Alexithymia and risk of death in middle-aged men

We prospectively examined the association between alexithymia and risk of death over an average follow-up time of nearly 5.5 years in 42- to 60-year-old men (N = 2297) participating in the Kuopio Ischemic Heart Disease Risk Factor Study (KIHD). Alexithymia, impairment in identification, processing, and verbal expression of inner feelings, was assessed by the validated Toronto Alexithymia Scale (TAS) In age-adjusted survival analyses, men in the highest alexithymia quintile had a twofold greater risk of all-cause death (p < 0.001) and a threefold greater risk of death from accidents, injury, or violence (p < 0.02) relative to the men in the three lowest alexithymia quintiles.
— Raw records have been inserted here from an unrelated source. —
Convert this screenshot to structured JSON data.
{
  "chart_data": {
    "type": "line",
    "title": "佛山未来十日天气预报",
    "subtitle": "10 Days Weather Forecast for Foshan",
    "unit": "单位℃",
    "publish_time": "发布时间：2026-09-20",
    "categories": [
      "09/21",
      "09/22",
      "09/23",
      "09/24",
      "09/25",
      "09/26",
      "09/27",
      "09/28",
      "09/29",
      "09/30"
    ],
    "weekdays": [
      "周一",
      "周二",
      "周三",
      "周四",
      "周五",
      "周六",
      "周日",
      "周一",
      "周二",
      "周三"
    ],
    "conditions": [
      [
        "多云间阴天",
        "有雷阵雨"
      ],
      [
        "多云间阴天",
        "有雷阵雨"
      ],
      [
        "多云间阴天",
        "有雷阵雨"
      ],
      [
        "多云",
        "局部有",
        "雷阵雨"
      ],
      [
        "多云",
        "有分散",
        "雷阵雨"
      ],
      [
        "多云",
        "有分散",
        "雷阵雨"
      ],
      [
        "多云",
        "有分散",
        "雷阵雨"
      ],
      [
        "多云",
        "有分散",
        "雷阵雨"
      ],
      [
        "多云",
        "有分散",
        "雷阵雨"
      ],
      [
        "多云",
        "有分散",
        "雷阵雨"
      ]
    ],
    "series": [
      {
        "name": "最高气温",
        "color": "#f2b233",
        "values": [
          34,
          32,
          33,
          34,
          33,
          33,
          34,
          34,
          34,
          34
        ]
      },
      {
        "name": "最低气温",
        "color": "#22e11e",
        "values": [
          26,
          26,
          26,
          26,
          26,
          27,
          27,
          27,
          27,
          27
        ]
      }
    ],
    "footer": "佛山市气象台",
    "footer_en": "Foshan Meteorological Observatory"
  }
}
There was little evidence for confounding by behavioral factors (smoking, alcohol consumption, physical activity). physiological risk factors (LDL, HDL, body mass index, hypertension), socioeconomic status, marital status, perceived health, prior diseases and diagnoses, depressive symptoms or social connections. Consistent and even stronger associations between alexithymia and all-cause death were found in a healthy subgroup (N = 1650). Why difficulties in dealing with emotions associate with increased mortality remains unclear. Our findings suggest that the association is independent from the effect of well-known behavioral, biological, and psychosocial risk factors.